Dr. Horacio Arruda, Quebec's public health director, on Monday said the mortality rate from complications of the virus seems to be improving in the province, and that new treatments are especially effective in young people.

"But it's still a disease that, if you have any underlying health conditions, can be very difficult. And even if you survive, you can have pulmonary problems, agnosia," Arruda said at a news conference Monday.

"It's still a serious disease, and I think preventing it is better than getting it."

Keeping patients out of the hospital

There are also signs of improvement outside the hospital setting.

Dr. Nicole Ezer, a researcher in the respiratory diseases program at the McGill University Health Centre, is among those working on new medications that will keep people from having to be admitted.

Ezer is testing the efficiency of ciclesonide, an inhaled and nasal steroid drug currently used for asthma and nasal rhinitis, on patients with milder symptoms of COVID-19.

If successful, the medication would allow doctors to treat patients with more mild symptoms at home — and avoid them having to go to hospital.

"I think in general there's a lot of enthusiasm for vaccines, but we don't know yet the efficacy of the vaccine," said Ezer, who is also an assistant professor at McGill University.
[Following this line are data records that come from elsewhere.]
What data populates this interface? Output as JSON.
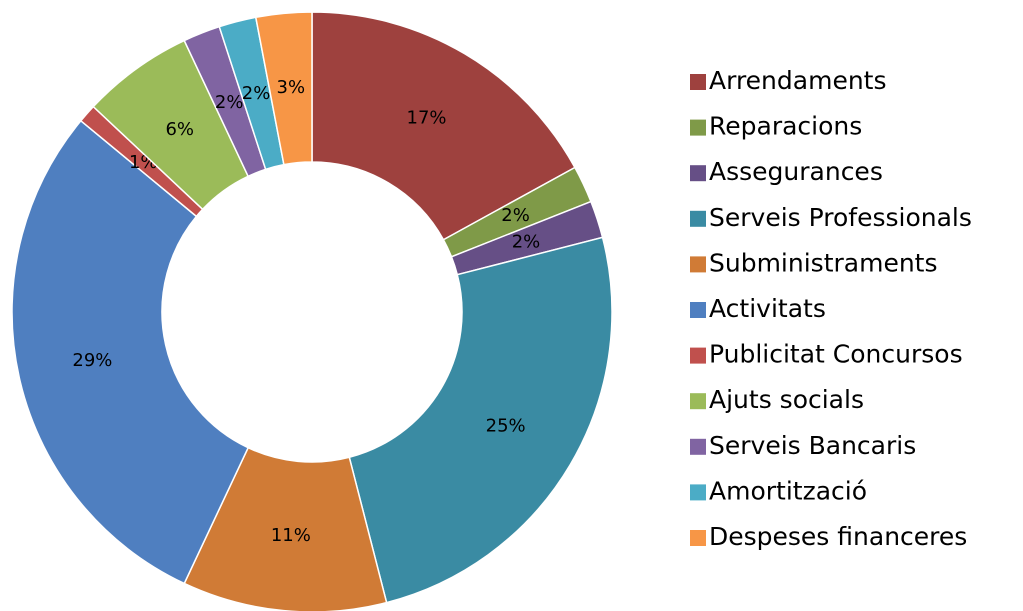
{
  "chart_data": {
    "type": "donut",
    "categories": [
      "Arrendaments",
      "Reparacions",
      "Assegurances",
      "Serveis Professionals",
      "Subministraments",
      "Activitats",
      "Publicitat Concursos",
      "Ajuts socials",
      "Serveis Bancaris",
      "Amortització",
      "Despeses financeres"
    ],
    "values": [
      17,
      2,
      2,
      25,
      11,
      29,
      1,
      6,
      2,
      2,
      3
    ],
    "value_labels": [
      "17%",
      "2%",
      "2%",
      "25%",
      "11%",
      "29%",
      "1%",
      "6%",
      "2%",
      "2%",
      "3%"
    ],
    "colors": [
      "#9e413e",
      "#7f9a48",
      "#664f86",
      "#3a8ba3",
      "#d07b36",
      "#4f7fc0",
      "#c0504d",
      "#9bbb59",
      "#8064a2",
      "#4bacc6",
      "#f79646"
    ],
    "legend": "right"
  }
}
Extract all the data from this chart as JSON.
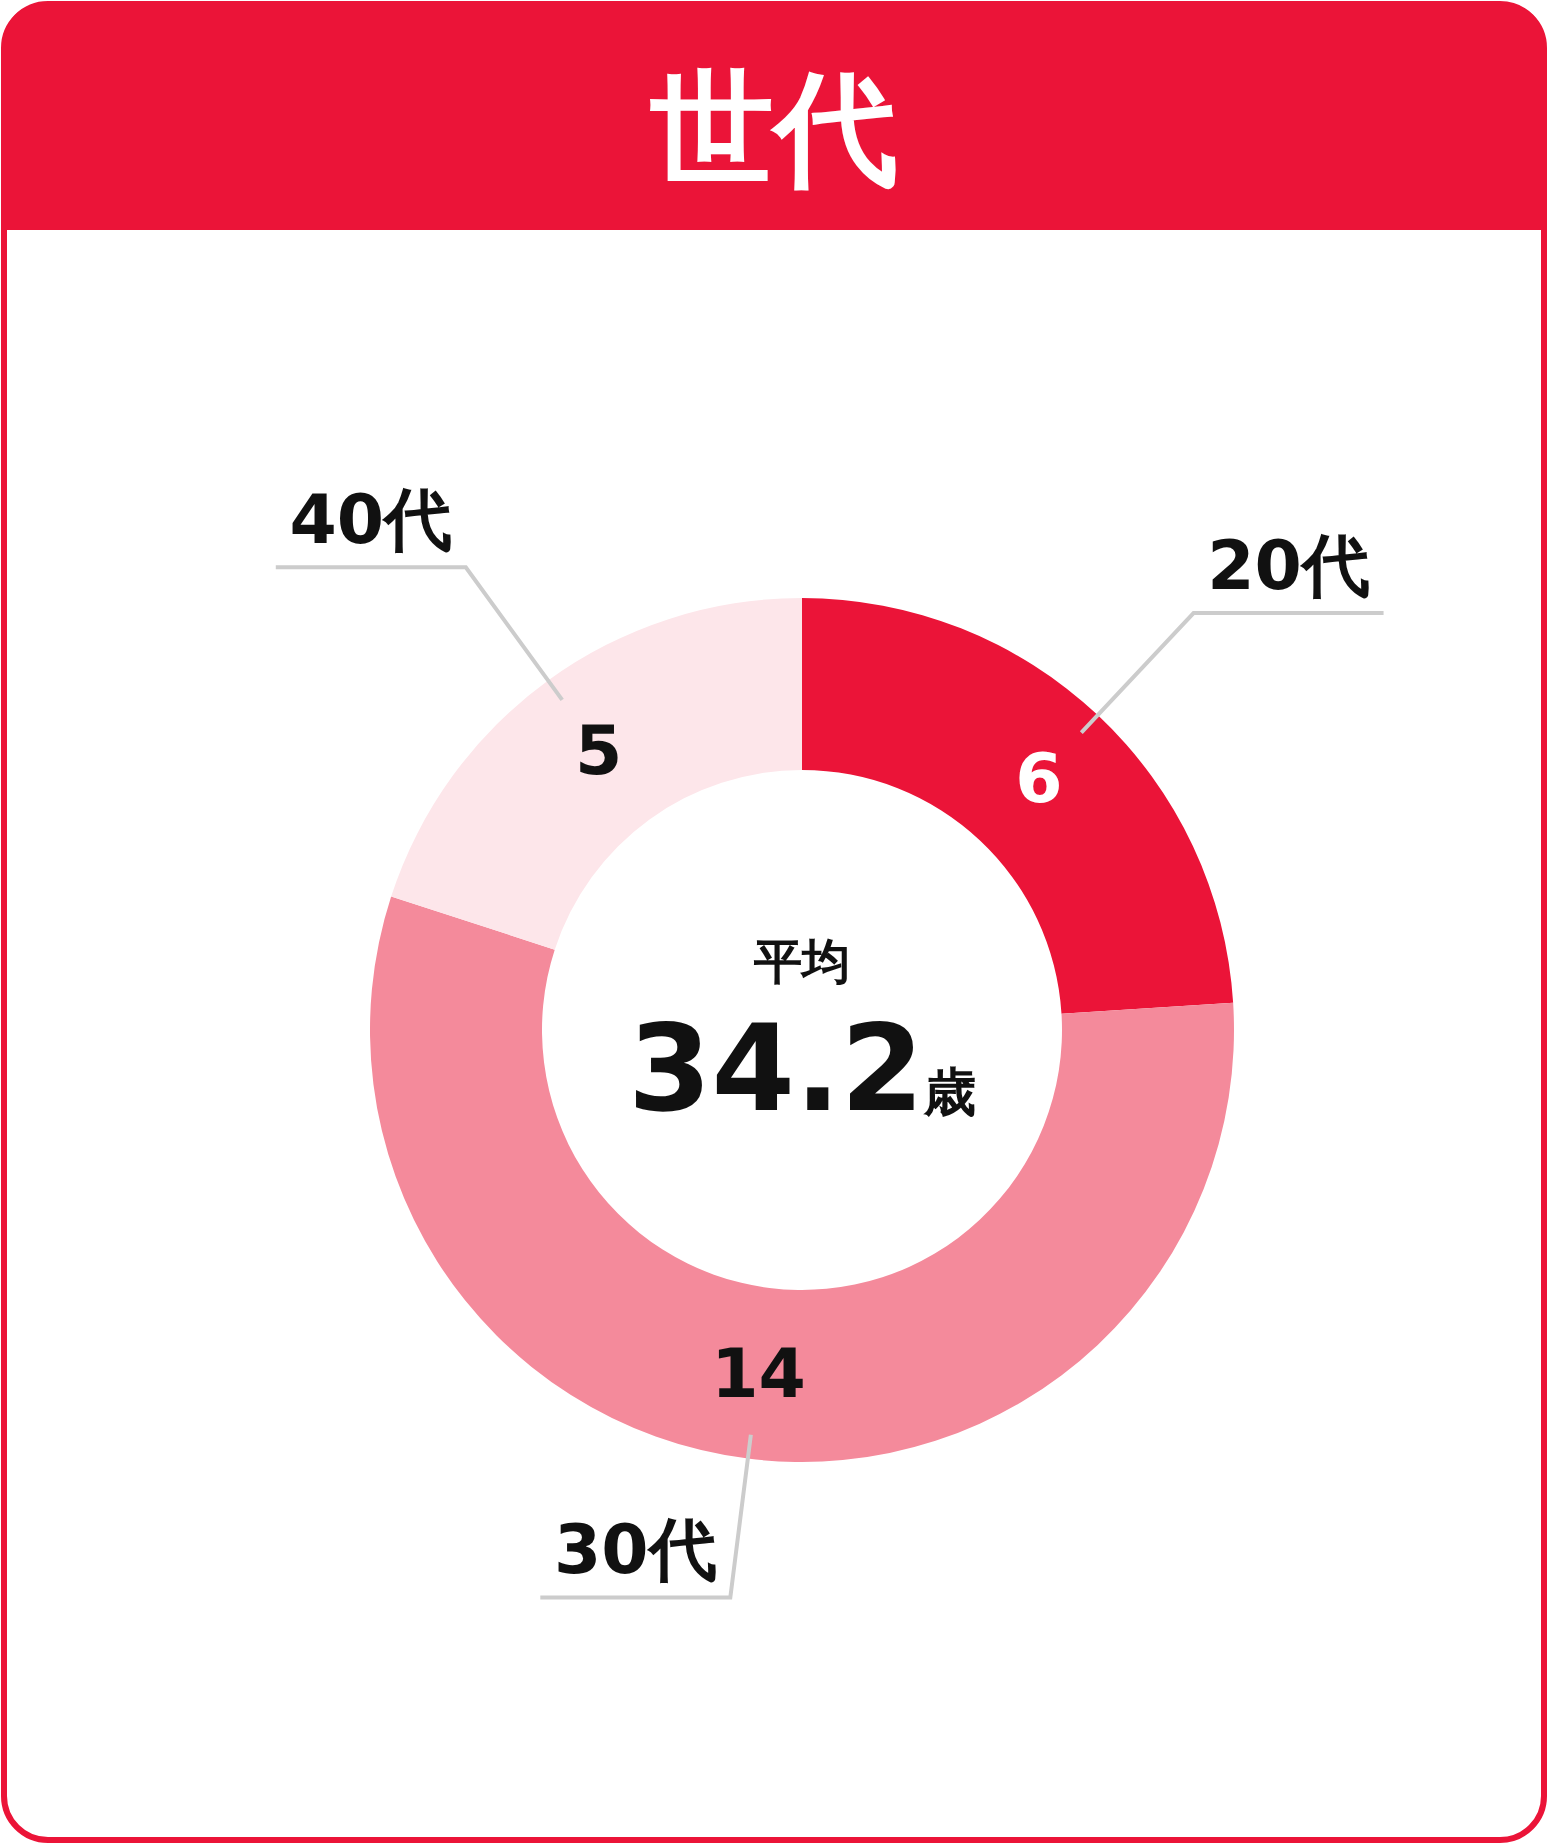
{
  "chart_data": {
    "type": "donut",
    "title": "世代",
    "categories": [
      "20代",
      "30代",
      "40代"
    ],
    "values": [
      6,
      14,
      5
    ],
    "colors": [
      "#eb1438",
      "#f48a9b",
      "#fde6ea"
    ],
    "data_labels": true,
    "annotations": [
      "平均",
      "34.2歳"
    ]
  }
}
"For us, COVID is always going to be present."

Uncertainty remains

Despite everything doctors have learned about the disease, Dahine says it's too soon to tell if it will mean fewer deaths for those patients that need to be hospitalized.

"Flattening the curve in the spring, making sure that each hospital did not have too big of an influx of patients at the same time, prevented us from making mistakes that would have gotten us a higher mortality rate," he said.

Ivanoh Demers/CBC
Ivanoh Demers/CBC

The emotional burden on the families of people hospitalized with COVID-19 is something Dahine will never forget.

His hospital alone has seen households that will be forever changed by the disease. In one case, a couple came in — the wife made it, but the husband did not. There was also a son and his mother. The son survived, but his mother died.

Dahine still doesn't know why some patients took a turn for the worse even when they had the same treatment, doctor and support team.

"I can't take solace in the fact that it's the patient's fault," said Dahine. "Certainly it's the disease's fault."